Q: Can ginkgo biloba thin your blood? Yes. Ginkgo contains ginkgolides that inhibit platelet-activating factor (PAF), giving it genuine anticoagulant properties. This is the most important safety consideration for ginkgo. Do not combine it with blood-thinning medications (warfarin, aspirin, clopidogrel) without medical supervision, and discontinue ginkgo at least 2 weeks before any surgical procedure.

Q: What is the best ginkgo dosage? The most clinically supported dose is 240mg daily of EGb 761 (standardized to 24% flavonoid glycosides and 6% terpene lactones). This is the dose used in the most successful meta-analyses for cognitive improvement. Some studies have used 120mg daily with mixed results. The evidence is strongest at 240mg. It can be taken as a single dose or split into two 120mg doses.

Q: Is ginkgo safe? For most people, yes. Ginkgo is generally well-tolerated with mild side effects (headache, dizziness, GI upset). The primary safety concern is its blood-thinning effect—people taking anticoagulants, those with bleeding disorders, and anyone scheduled for surgery should avoid ginkgo or consult their doctor. Ginkgo leaf extracts are different from ginkgo seeds, which contain ginkgotoxin and have a different safety profile.

Q: Did a ginkgo tree survive the atomic bomb? Yes. A ginkgo tree standing 1,130 meters from the Hiroshima bomb hypocenter survived the blast and began producing new leaves in spring 1946. It is still alive today at the Housenbou temple in Hiroshima. The ginkgo species has survived for 270 million years—through the mass extinction that killed the dinosaurs, through ice ages, and through the only atomic weapon ever used in war. The Japanese call these “hibaku jumoku”—survivor trees.
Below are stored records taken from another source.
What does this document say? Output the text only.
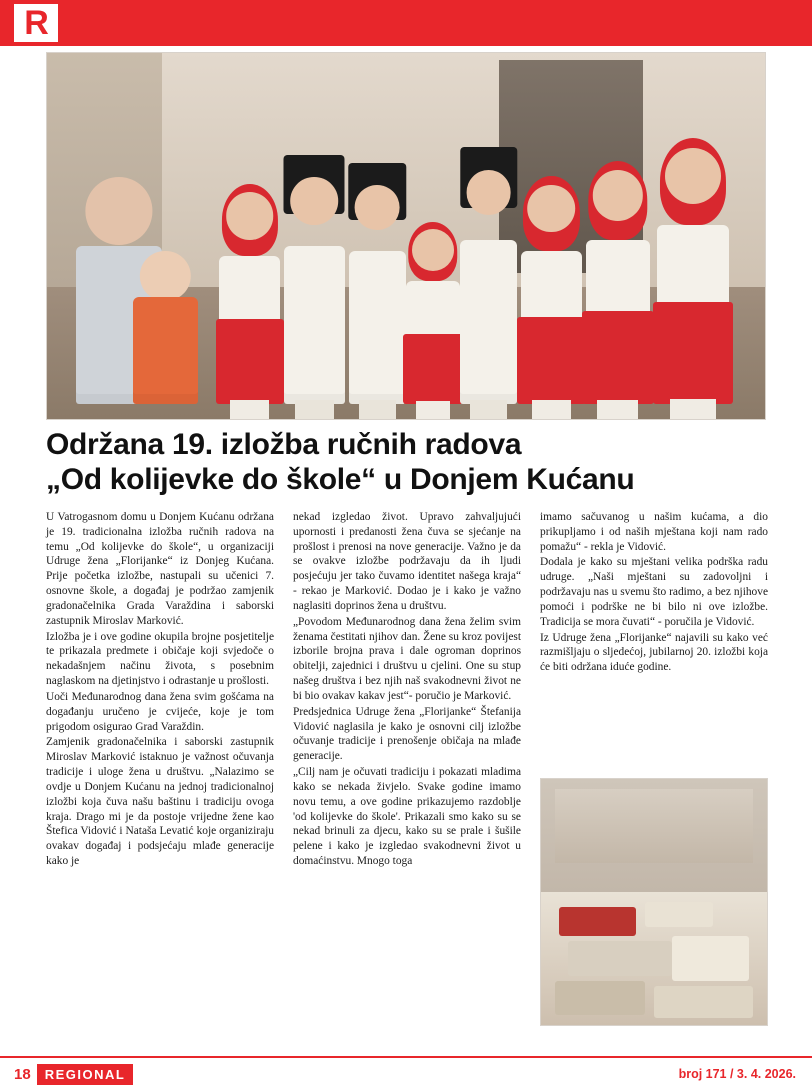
R
Održana 19. izložba ručnih radova
„Od kolijevke do škole“ u Donjem Kućanu

U Vatrogasnom domu u Donjem Kućanu održana je 19. tradicionalna izložba ručnih radova na temu „Od kolijevke do škole“, u organizaciji Udruge žena „Florijanke“ iz Donjeg Kućana. Prije početka izložbe, nastupali su učenici 7. osnovne škole, a događaj je podržao zamjenik gradonačelnika Grada Varaždina i saborski zastupnik Miroslav Marković.

Izložba je i ove godine okupila brojne posjetitelje te prikazala predmete i običaje koji svjedoče o nekadašnjem načinu života, s posebnim naglaskom na djetinjstvo i odrastanje u prošlosti.

Uoči Međunarodnog dana žena svim gošćama na događanju uručeno je cvijeće, koje je tom prigodom osigurao Grad Varaždin.

Zamjenik gradonačelnika i saborski zastupnik Miroslav Marković istaknuo je važnost očuvanja tradicije i uloge žena u društvu. „Nalazimo se ovdje u Donjem Kućanu na jednoj tradicionalnoj izložbi koja čuva našu baštinu i tradiciju ovoga kraja. Drago mi je da postoje vrijedne žene kao Štefica Vidović i Nataša Levatić koje organiziraju ovakav događaj i podsjećaju mlađe generacije kako je

nekad izgledao život. Upravo zahvaljujući upornosti i predanosti žena čuva se sjećanje na prošlost i prenosi na nove generacije. Važno je da se ovakve izložbe podržavaju da ih ljudi posjećuju jer tako čuvamo identitet našega kraja“ - rekao je Marković. Dodao je i kako je važno naglasiti doprinos žena u društvu.

„Povodom Međunarodnog dana žena želim svim ženama čestitati njihov dan. Žene su kroz povijest izborile brojna prava i dale ogroman doprinos obitelji, zajednici i društvu u cjelini. One su stup našeg društva i bez njih naš svakodnevni život ne bi bio ovakav kakav jest“- poručio je Marković.

Predsjednica Udruge žena „Florijanke“ Štefanija Vidović naglasila je kako je osnovni cilj izložbe očuvanje tradicije i prenošenje običaja na mlađe generacije.

„Cilj nam je očuvati tradiciju i pokazati mladima kako se nekada živjelo. Svake godine imamo novu temu, a ove godine prikazujemo razdoblje 'od kolijevke do škole'. Prikazali smo kako su se nekad brinuli za djecu, kako su se prale i šušile pelene i kako je izgledao svakodnevni život u domaćinstvu. Mnogo toga

imamo sačuvanog u našim kućama, a dio prikupljamo i od naših mještana koji nam rado pomažu“ - rekla je Vidović.

Dodala je kako su mještani velika podrška radu udruge. „Naši mještani su zadovoljni i podržavaju nas u svemu što radimo, a bez njihove pomoći i podrške ne bi bilo ni ove izložbe. Tradicija se mora čuvati“ - poručila je Vidović.

Iz Udruge žena „Florijanke“ najavili su kako već razmišljaju o sljedećoj, jubilarnoj 20. izložbi koja će biti održana iduće godine.

18	REGIONAL	broj 171 / 3. 4. 2026.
Q: Can I take ginkgo with other nootropics? Yes, ginkgo combines well with several nootropics through complementary mechanisms. Ginkgo plus bacopa is a popular combination (blood flow + neurotransmitter enhancement). Ginkgo plus lion’s mane covers neuroprotection and nerve growth. Check for interactions with any medications you take—ginkgo’s blood-thinning and CYP450 effects can interact with many pharmaceuticals.